The broadest class of, and best characterized, proteins that appear to behave in this manner are the protein kinases. A large body of data suggests that the isolated kinase domain fluctuates between an inactive state, where the active site is not properly organized for catalysis, and an active state, where the catalytic cluster and substrate binding site are catalytically competent (e.g. (
Levinson et al., 2006;
Masterson et al., 2008;
Vogtherr et al., 2006)). Phosphorylation of residues in the so-called activation loop stabilizes the active conformation, increasing catalytic activity. While the active state is common among many kinases, the inactive states differ.

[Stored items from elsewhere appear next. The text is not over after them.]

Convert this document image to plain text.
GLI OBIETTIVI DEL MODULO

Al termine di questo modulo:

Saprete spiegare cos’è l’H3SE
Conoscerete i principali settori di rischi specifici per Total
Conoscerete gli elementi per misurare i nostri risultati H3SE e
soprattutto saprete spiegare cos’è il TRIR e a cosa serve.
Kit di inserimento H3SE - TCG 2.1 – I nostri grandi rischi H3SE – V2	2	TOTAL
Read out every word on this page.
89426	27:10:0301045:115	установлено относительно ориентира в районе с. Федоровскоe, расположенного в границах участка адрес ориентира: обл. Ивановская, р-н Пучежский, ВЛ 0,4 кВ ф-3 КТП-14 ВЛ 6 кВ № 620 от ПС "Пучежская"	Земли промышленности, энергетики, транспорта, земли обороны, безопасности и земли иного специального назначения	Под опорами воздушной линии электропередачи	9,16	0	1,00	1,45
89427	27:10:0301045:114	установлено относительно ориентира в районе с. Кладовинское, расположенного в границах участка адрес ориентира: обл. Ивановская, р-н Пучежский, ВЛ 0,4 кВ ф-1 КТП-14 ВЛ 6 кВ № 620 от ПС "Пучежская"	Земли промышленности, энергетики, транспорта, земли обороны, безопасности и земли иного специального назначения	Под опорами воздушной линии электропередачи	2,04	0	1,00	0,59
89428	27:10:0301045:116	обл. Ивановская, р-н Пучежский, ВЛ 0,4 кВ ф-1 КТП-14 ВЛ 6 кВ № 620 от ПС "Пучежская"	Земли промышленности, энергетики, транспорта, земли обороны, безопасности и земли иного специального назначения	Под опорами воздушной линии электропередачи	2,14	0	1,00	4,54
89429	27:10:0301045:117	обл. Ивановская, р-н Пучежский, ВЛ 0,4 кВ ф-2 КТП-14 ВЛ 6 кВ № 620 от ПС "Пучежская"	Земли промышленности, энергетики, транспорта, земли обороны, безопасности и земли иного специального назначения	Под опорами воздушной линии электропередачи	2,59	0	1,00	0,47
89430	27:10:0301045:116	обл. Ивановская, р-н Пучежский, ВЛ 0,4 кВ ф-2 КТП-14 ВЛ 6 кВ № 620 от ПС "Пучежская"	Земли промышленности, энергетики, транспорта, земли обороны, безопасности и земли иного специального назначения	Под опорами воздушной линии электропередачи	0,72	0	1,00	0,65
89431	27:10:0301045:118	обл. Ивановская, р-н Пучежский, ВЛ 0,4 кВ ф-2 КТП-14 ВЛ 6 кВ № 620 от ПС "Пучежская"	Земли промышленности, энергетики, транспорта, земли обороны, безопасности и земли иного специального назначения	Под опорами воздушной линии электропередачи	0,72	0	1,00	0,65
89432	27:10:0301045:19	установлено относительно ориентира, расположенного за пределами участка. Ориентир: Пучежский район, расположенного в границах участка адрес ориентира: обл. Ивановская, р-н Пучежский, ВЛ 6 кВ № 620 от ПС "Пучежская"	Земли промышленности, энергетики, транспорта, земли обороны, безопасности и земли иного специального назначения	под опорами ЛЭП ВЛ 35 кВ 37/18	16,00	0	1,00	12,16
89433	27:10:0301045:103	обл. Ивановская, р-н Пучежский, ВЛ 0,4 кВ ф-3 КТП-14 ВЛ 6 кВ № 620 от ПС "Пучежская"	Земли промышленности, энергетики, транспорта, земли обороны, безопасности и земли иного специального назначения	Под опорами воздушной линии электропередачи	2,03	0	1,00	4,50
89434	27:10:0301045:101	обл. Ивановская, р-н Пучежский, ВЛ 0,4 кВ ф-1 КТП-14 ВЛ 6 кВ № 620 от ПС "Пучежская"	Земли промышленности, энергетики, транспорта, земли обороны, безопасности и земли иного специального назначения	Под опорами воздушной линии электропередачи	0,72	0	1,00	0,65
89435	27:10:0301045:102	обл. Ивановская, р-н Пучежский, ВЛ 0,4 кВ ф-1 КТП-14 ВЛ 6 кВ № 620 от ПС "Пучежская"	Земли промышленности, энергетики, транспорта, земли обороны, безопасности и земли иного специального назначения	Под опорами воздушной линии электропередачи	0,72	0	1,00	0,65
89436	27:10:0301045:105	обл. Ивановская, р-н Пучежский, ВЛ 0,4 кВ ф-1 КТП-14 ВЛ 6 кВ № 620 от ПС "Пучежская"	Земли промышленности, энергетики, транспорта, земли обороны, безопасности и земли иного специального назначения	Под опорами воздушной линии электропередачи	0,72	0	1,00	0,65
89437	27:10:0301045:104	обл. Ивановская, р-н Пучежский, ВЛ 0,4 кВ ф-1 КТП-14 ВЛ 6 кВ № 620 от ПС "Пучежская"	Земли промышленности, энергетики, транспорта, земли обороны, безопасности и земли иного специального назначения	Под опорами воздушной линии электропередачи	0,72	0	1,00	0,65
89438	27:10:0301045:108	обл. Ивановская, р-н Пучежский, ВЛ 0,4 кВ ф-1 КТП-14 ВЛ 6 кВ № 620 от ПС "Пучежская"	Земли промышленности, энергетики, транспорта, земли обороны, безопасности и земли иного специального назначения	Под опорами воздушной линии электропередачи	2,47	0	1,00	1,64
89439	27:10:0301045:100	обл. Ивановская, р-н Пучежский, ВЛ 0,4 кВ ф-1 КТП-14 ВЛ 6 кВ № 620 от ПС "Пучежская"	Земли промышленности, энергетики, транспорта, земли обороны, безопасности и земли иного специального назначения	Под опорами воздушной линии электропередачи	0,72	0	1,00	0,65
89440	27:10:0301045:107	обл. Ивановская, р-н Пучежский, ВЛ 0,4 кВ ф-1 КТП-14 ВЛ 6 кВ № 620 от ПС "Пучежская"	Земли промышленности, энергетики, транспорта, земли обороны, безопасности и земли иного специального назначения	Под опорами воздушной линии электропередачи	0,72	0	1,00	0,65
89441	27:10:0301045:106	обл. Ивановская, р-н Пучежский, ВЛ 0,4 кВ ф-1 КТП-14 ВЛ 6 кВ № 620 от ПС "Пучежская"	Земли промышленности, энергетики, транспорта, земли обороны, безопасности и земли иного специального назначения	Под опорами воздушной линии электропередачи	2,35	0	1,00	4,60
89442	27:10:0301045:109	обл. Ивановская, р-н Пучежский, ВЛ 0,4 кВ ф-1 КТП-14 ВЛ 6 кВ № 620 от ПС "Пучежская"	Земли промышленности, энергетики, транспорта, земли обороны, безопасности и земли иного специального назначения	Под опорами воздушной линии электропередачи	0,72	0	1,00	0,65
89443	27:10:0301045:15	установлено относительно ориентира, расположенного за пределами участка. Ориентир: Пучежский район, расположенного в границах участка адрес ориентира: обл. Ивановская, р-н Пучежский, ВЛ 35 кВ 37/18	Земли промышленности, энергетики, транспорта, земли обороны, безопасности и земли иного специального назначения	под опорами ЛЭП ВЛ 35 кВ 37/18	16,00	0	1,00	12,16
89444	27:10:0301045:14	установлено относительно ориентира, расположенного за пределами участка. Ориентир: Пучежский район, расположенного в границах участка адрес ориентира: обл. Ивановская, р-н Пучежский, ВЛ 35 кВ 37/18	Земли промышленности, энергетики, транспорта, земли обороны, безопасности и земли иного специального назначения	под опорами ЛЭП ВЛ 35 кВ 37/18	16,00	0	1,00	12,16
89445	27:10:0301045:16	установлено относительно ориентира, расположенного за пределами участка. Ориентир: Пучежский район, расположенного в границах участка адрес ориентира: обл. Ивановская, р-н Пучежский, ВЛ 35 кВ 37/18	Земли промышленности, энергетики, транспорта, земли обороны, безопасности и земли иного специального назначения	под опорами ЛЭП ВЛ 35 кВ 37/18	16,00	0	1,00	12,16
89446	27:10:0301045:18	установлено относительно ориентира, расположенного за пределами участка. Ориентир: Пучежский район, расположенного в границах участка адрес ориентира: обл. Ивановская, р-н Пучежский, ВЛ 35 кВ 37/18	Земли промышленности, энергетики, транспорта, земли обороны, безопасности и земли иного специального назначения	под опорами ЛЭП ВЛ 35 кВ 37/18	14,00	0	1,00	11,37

Sampling of the inactive conformation has been capitalized upon in the Abl tyrosine kinase inhibitor imatinib, a widely used anti-cancer therapeutic (
Schindler et al., 2000). Imatinib distinguishes Abl from other closely related kinases by selectively binding to its unique inactive conformation. NMR analysis of fluctuations between the active an inactive states in isolated kinase domains is an active area of research. However, to date such studies have not yielded a quantitative understanding of kinase thermodynamics (populations of the states) or a detailed view of the equilibrating structures in the absence of stabilizing inhibitors (
Masterson et al., 2008;
Vajpai et al., 2008;
Vogtherr et al., 2006). Many kinases also contain additional domains that repress the activity of the catalytic domain (
Huse and Kuriyan, 2002). Disabling such domains, either by truncation or through regulatory interactions, increases the activity of kinases toward various substrates. A detailed interpretation of the biochemical data in terms of allosteric equilibria are complicated by the fact that phosphorylation of the activation loop locks the kinase in an active state, and that the activity of non-phosphorylated kinases is very low and thus hard to quantify. However, molecular dynamics simulations of the Src kinase have suggested that, at least in that system, the additional SH3 and SH2 domains suppress activity through biasing the regulatory equilibrium in the kinase domain toward the inactive state (
Faraldo-Gomez and Roux, 2007;
Young et al., 2001). As in Vav, this construction also appears to dictate that kinases are activated in stepwise fashion, with initial events that disable modulatory interactions (e.g. in Src by ligand binding to the SH3 domain (
Moarefi et al., 1997)) enabling phosphorylation of the activation loop and consequent maximum stabilization of the active state.
These various examples strongly suggest that although multi-domain proteins use a variety of structural mechanisms to achieve regulation, the underlying energetic mechanism that we have illustrated for Vav, and the requirement for an ordered activation process that arises from it, are likely to be widely observed. The NMR approach we developed here provides a means to directly measure the populations of different states across regulatory equilibria and has allowed us to quantitatively characterize the energetic landscape of Vav1. This in turn has established coupled equilibria as a major mechanism of interdomain cooperativity in this system. Application of these methods to other systems should reveal how widespread cooperative inhibition through coupled equilibria is in multi-domain proteins.